To get answers, we traveled the rural roads of Missouri. That’s where we found former meth cook Michael
“I’m not even allowed in Walgreens or anything anymore,” he said.
O’Daniel says he used to make meth inside empty 12 ounce plastic soda bottles.
“If you get crazy enough, you can make ten grams out of that, would be about a thousand dollars out of that,” he said.
O’Daniel says a competitor set him up and put something in his batch that led to an explosion. It was three years ago, yet he says he still burns when he sweats.
“I just pulled a piece of lithium out about a week ago,” he said.
O’Daniel lives in Lincoln County, where pseudoephedrine is primarily prescription only.
“I’d travel to St. Louis County or I’d travel to Warren County. You can get it all over around here,” he said. “It’s kind of weird that you can pick out these two counties, you’ve got Lincoln County and St. Charles County you can’t buy it in. All the other surrounding counties you can’t buy it in.”
What if it were statewide?
“I think it would knock it down pretty quickly,” O’Daniel said.
For the record, Franklin and Jefferson counties are also “prescription only” counties. That prescription requirement is not countywide in Lincoln County, but police say there’s only one pharmacy there that’s not covered.
Lt. Jason Grellner, Vice President of the National Narcotic Officers’ Associations’ Coalition, has been pushing Missouri legislators for more than a decade.
“We have a will to control it. We just don’t, we don’t have money to control it,” he said. “You run up against the Consumer Healthcare Products Association, which sounds like an association for consumers, which is actually the mouthpiece for the pharmaceutical industry.”
The Consumer Healthcare Products Association (CHPA) spent more than $1 million lobbying politicians last year, according to the website OpenSecrets.org. That’s at the top 11 percent of lobbyist spending for that that year.
Lt. Grellner says he finally gave up pushing state legislators and started working with individual cities, beginning with Washington, Missouri.
“After I had about three or four more cities, a handful of cities on board, I started to get noticed again and at that point we started seeing the Consumer Healthcare Products Association and its lobbyists showing up at city council meetings,” Grellner said.
About 10 years ago, Oregon passed a statewide law, making pseudoephedrine prescription only.
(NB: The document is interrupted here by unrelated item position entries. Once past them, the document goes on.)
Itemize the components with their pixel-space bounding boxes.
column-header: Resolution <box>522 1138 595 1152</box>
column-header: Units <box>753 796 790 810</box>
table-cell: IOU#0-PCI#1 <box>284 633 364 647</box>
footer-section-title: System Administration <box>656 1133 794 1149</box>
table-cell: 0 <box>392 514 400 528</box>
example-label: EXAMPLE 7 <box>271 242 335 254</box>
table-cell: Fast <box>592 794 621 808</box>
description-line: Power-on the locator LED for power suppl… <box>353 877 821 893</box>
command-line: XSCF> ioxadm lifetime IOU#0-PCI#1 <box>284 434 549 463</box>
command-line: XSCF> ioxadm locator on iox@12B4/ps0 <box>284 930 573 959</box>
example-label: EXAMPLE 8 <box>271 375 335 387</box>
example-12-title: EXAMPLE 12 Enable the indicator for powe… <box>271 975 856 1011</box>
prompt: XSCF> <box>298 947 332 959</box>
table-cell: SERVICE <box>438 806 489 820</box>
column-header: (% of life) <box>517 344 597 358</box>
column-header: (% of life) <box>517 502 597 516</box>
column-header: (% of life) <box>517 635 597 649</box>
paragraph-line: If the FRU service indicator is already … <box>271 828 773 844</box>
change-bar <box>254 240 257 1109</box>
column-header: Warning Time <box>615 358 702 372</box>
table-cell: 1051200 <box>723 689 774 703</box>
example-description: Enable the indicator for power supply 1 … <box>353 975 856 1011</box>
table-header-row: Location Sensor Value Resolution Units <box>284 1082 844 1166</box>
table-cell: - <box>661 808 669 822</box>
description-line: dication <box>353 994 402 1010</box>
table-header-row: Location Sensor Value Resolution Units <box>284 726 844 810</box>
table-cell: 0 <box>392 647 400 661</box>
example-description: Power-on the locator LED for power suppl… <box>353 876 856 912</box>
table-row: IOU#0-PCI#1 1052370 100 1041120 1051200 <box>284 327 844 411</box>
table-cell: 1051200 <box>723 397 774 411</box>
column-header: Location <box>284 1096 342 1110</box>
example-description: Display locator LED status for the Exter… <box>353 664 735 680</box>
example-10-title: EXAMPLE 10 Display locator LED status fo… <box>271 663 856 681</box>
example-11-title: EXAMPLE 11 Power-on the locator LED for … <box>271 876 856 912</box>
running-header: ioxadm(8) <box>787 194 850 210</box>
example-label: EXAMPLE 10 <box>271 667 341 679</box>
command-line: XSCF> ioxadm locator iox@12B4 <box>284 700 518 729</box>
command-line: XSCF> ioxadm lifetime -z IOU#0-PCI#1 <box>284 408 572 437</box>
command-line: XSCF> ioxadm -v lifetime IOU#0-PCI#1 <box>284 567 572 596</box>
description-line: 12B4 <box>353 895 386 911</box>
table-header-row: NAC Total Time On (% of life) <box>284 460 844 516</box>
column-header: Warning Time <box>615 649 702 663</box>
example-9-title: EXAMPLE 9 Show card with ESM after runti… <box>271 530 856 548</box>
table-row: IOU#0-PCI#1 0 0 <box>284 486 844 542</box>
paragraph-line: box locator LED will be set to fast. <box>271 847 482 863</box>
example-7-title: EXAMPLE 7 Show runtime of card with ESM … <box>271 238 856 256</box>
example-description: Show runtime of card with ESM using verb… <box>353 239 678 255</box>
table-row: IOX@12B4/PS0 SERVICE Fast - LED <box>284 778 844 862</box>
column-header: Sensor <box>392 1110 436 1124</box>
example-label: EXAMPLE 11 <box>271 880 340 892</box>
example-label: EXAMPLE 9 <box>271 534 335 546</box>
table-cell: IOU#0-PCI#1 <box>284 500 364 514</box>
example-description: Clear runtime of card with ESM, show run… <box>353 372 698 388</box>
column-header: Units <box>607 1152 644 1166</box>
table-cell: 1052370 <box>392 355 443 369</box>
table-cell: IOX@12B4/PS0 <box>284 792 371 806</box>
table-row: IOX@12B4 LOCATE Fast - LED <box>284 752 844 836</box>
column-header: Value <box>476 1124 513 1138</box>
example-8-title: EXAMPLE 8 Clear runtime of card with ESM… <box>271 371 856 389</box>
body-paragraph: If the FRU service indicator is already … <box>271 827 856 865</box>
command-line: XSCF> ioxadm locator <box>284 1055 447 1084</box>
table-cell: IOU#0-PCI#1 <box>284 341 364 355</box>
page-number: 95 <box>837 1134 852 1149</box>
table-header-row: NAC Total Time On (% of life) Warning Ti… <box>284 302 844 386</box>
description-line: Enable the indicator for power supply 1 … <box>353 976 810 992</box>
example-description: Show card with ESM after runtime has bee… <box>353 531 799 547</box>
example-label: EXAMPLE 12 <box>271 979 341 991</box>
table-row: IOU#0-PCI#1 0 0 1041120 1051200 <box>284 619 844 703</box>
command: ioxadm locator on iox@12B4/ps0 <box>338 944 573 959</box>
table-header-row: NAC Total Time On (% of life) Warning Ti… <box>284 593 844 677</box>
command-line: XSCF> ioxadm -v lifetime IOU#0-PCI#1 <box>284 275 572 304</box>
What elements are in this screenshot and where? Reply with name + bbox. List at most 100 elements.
Fox 2 contacted Multnomah County Sheriff`s Office Deputy Brett King via Skype for his opinion.
“It impacted the largest pseudoephedrine manufacturer in the world—in West Germany—so much so that they had to lay off 15 percent of its workforce that year,” King said.
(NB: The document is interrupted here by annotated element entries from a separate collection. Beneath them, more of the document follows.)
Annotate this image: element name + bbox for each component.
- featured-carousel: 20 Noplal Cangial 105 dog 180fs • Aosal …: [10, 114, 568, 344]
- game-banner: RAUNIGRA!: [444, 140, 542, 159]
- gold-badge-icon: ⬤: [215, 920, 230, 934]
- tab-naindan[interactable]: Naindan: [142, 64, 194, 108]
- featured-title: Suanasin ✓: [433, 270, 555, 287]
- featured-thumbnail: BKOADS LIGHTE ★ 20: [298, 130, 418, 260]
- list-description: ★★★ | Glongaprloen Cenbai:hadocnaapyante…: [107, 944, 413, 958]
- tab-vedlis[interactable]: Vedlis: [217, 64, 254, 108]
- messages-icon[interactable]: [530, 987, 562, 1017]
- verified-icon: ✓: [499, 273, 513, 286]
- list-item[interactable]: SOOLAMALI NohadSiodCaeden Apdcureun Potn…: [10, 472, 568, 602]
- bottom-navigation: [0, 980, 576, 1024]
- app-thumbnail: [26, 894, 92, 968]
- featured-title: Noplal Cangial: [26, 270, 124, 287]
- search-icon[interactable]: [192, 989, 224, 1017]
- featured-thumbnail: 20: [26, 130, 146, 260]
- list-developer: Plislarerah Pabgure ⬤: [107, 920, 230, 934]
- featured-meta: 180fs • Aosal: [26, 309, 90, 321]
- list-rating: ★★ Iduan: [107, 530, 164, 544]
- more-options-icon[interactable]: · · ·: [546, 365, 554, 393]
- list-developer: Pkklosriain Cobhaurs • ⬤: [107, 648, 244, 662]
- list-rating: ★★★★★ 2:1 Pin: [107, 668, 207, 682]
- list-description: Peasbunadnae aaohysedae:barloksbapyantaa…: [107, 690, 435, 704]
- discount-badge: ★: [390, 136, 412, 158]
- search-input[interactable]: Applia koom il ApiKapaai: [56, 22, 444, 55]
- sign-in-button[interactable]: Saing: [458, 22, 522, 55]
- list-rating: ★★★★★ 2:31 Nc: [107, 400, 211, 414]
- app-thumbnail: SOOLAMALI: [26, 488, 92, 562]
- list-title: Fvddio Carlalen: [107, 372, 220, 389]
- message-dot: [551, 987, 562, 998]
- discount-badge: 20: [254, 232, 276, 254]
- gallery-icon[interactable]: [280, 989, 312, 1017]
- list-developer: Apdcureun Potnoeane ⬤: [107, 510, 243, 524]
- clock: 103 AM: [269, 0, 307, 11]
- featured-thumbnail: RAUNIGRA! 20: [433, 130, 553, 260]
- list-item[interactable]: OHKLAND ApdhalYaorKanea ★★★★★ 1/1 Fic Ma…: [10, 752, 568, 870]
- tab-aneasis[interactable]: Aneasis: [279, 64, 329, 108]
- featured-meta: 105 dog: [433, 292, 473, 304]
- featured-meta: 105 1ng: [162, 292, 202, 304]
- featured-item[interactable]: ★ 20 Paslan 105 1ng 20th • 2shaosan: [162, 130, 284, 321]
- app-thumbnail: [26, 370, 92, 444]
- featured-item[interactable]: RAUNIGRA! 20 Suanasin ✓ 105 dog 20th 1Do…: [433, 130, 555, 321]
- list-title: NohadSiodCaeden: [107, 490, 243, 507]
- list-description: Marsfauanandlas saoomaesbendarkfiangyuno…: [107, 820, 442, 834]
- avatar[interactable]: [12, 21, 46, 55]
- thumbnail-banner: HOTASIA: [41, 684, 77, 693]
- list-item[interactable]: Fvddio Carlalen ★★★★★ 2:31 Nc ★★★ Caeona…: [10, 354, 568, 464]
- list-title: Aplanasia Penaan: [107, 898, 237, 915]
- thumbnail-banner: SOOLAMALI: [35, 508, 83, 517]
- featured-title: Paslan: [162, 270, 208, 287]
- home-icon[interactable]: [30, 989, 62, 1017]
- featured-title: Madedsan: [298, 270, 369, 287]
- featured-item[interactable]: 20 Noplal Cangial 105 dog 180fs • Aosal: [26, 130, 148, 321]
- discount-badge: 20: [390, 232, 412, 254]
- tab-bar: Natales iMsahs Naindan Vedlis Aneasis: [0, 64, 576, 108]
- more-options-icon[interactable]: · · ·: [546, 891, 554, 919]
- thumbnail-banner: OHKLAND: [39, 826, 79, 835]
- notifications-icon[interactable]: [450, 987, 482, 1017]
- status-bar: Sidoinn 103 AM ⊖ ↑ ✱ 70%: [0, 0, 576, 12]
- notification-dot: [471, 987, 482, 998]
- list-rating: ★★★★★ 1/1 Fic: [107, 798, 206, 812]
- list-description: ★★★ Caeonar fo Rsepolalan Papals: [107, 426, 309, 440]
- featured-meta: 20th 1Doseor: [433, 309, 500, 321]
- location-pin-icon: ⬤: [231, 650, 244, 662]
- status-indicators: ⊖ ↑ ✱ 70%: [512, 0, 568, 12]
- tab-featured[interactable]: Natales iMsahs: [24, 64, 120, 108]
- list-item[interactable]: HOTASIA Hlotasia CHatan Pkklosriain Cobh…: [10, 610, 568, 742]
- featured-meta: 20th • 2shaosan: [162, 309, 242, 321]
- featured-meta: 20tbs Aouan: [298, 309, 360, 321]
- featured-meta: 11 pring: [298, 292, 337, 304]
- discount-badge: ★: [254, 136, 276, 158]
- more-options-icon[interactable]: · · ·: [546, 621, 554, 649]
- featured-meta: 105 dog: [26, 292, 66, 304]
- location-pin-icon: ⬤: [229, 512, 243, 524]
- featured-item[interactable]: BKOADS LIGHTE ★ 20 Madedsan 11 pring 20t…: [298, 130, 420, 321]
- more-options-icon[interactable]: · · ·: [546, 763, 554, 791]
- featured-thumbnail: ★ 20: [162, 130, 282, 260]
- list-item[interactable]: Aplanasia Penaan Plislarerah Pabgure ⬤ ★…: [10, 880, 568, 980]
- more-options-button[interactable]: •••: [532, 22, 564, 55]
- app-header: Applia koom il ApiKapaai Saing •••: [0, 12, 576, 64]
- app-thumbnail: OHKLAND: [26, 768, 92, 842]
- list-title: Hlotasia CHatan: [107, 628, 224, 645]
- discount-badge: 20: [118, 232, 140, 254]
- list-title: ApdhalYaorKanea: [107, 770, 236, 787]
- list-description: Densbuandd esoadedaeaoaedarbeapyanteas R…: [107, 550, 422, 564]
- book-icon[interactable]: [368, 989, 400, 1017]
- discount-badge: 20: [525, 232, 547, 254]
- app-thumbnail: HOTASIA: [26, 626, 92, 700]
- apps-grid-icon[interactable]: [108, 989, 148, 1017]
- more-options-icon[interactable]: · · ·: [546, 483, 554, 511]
Deputy King says drug labs dropped from 600 to only nine when they last checked.
“Meth labs are virtually non-existent here in Oregon now,” he said.
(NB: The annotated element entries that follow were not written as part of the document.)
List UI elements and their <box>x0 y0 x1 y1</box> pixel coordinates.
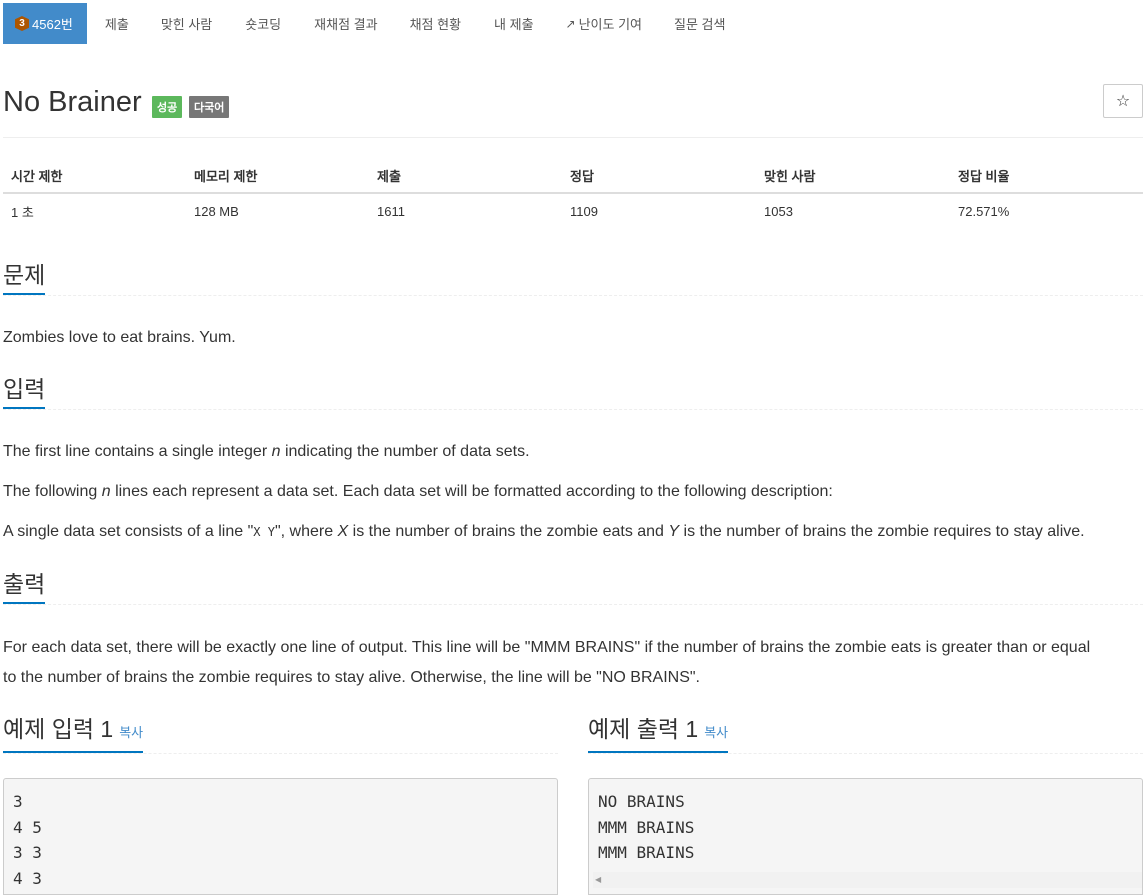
nav-rejudge[interactable]: 재채점 결과 <box>314 3 377 44</box>
nav-my-submissions[interactable]: 내 제출 <box>494 3 534 44</box>
input-line-3-text-b: ", where <box>274 523 338 540</box>
sample-output-header: 예제 출력 1 복사 <box>588 715 1143 754</box>
star-button[interactable]: ☆ <box>1103 84 1143 118</box>
input-line-2-var: n <box>101 483 111 500</box>
header-ratio: 정답 비율 <box>950 158 1143 194</box>
sample-input-header: 예제 입력 1 복사 <box>3 715 558 754</box>
nav-difficulty-label: 난이도 기여 <box>578 17 643 32</box>
copy-input-button[interactable]: 복사 <box>119 725 143 740</box>
nav-problem-tab[interactable]: 3 4562번 <box>3 3 87 44</box>
header-accepted: 정답 <box>562 158 756 194</box>
sample-input-title: 예제 입력 1 <box>3 716 114 742</box>
input-line-2: The following n lines each represent a d… <box>3 477 1145 507</box>
output-line-2: to the number of brains the zombie requi… <box>3 669 700 686</box>
input-line-2-text-b: lines each represent a data set. Each da… <box>110 483 833 500</box>
input-line-3-text-c: is the number of brains the zombie eats … <box>348 523 669 540</box>
input-title: 입력 <box>3 375 46 409</box>
header-memory-limit: 메모리 제한 <box>186 158 369 194</box>
input-line-3-code: X Y <box>253 525 275 539</box>
value-submissions: 1611 <box>377 203 405 219</box>
input-line-3-text-a: A single data set consists of a line " <box>3 523 254 540</box>
header-time-limit: 시간 제한 <box>3 158 186 194</box>
input-line-3-var-x: X <box>337 523 349 540</box>
value-accepted: 1109 <box>570 203 598 219</box>
sample-input-title-wrap: 예제 입력 1 복사 <box>3 715 144 753</box>
input-line-1-text-a: The first line contains a single integer <box>3 443 272 460</box>
value-time-limit: 1 초 <box>11 204 34 220</box>
input-line-2-text-a: The following <box>3 483 102 500</box>
input-line-1-text-b: indicating the number of data sets. <box>280 443 530 460</box>
success-label: 성공 <box>152 96 183 118</box>
header-submissions: 제출 <box>369 158 562 194</box>
header-solvers: 맞힌 사람 <box>756 158 950 194</box>
nav-short-coding[interactable]: 숏코딩 <box>245 3 281 44</box>
external-link-icon: ↗ <box>565 16 576 31</box>
problem-title: No Brainer <box>3 86 142 118</box>
problem-info-table: 시간 제한 메모리 제한 제출 정답 맞힌 사람 정답 비율 1 초 128 M… <box>3 158 1143 228</box>
description-text: Zombies love to eat brains. Yum. <box>3 329 236 346</box>
value-memory-limit: 128 MB <box>194 203 239 219</box>
description-title: 문제 <box>3 261 46 295</box>
value-ratio: 72.571% <box>958 203 1010 219</box>
sample-output-scrollbar[interactable]: ◀ <box>593 872 1142 888</box>
table-row: 1 초 128 MB 1611 1109 1053 72.571% <box>3 193 1143 228</box>
nav-status[interactable]: 채점 현황 <box>410 3 461 44</box>
sample-output-title: 예제 출력 1 <box>588 716 699 742</box>
description-header: 문제 <box>3 261 1143 296</box>
nav-difficulty-contribution[interactable]: ↗ 난이도 기여 <box>566 3 642 44</box>
star-icon: ☆ <box>1115 93 1131 110</box>
sample-input-box[interactable]: 3 4 5 3 3 4 3 <box>3 778 558 895</box>
input-line-3-text-d: is the number of brains the zombie requi… <box>679 523 1085 540</box>
problem-nav: 3 4562번 제출 맞힌 사람 숏코딩 재채점 결과 채점 현황 내 제출 ↗… <box>3 3 725 44</box>
nav-solvers[interactable]: 맞힌 사람 <box>161 3 212 44</box>
nav-question-search[interactable]: 질문 검색 <box>674 3 725 44</box>
multilang-label[interactable]: 다국어 <box>189 96 230 118</box>
sample-output-title-wrap: 예제 출력 1 복사 <box>588 715 729 753</box>
copy-output-button[interactable]: 복사 <box>704 725 728 740</box>
output-line-1: For each data set, there will be exactly… <box>3 639 1091 656</box>
nav-submit[interactable]: 제출 <box>105 3 129 44</box>
input-line-1-var: n <box>271 443 281 460</box>
output-title: 출력 <box>3 570 46 604</box>
tier-icon: 3 <box>15 16 29 31</box>
value-solvers: 1053 <box>764 203 793 219</box>
nav-problem-label: 4562번 <box>32 17 73 32</box>
scroll-left-icon[interactable]: ◀ <box>595 875 601 884</box>
input-line-1: The first line contains a single integer… <box>3 437 1145 467</box>
input-line-3: A single data set consists of a line "X … <box>3 517 1145 547</box>
input-line-3-var-y: Y <box>668 523 680 540</box>
input-header: 입력 <box>3 375 1143 410</box>
output-header: 출력 <box>3 570 1143 605</box>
CHPA says it’s legitimate and law-abiding consumers who don’t want pseudoephedrine prescription only. It points to a March 2014 poll it sponsored showing “voters oppose” a “prescription only” law in Missouri “64 percent to 29 percent.”
Joy Krieger with the Allergy and Asthma Foundation says it would be especially bad for Missouri, considering the number of people fighting allergies.
“Patients who need this medication on a daily basis and there are many who need it year-round, not just seasonally, so not only are you asking them to have the inconvenience of not being able to get it, but now they’re going to have to make an appointment with a physician,” she said.
Krieger says we’ll all pay in higher healthcare costs.
“What else are we going to have to do in our life to change because of criminal activity?” she said.
CHPA says the pharmaceutical industry already pays for a computer tracking system called NPLEx. CHPA claims NPLEx blocked sales of 4,718,902 boxes of pseudoephedrine since 2011, while supplying police with information that might help track potential meth cooks.
Former cook O’Daniel said it was only his own decision to stop that turned him around.
“Before my Hannibal treatment, I really had no desire of quitting, until it was actually laid down about what it does, the burden of the family,” he said.
O’Daniel worries about portable meth pots like the one that blew up on him.
“You’re making a bomb, that’s exactly what it is,” he said. “I’ve walked across bottles on the side of the road that are still active, you know. If a little kid finds it or something and opened it up, it could explode on him.”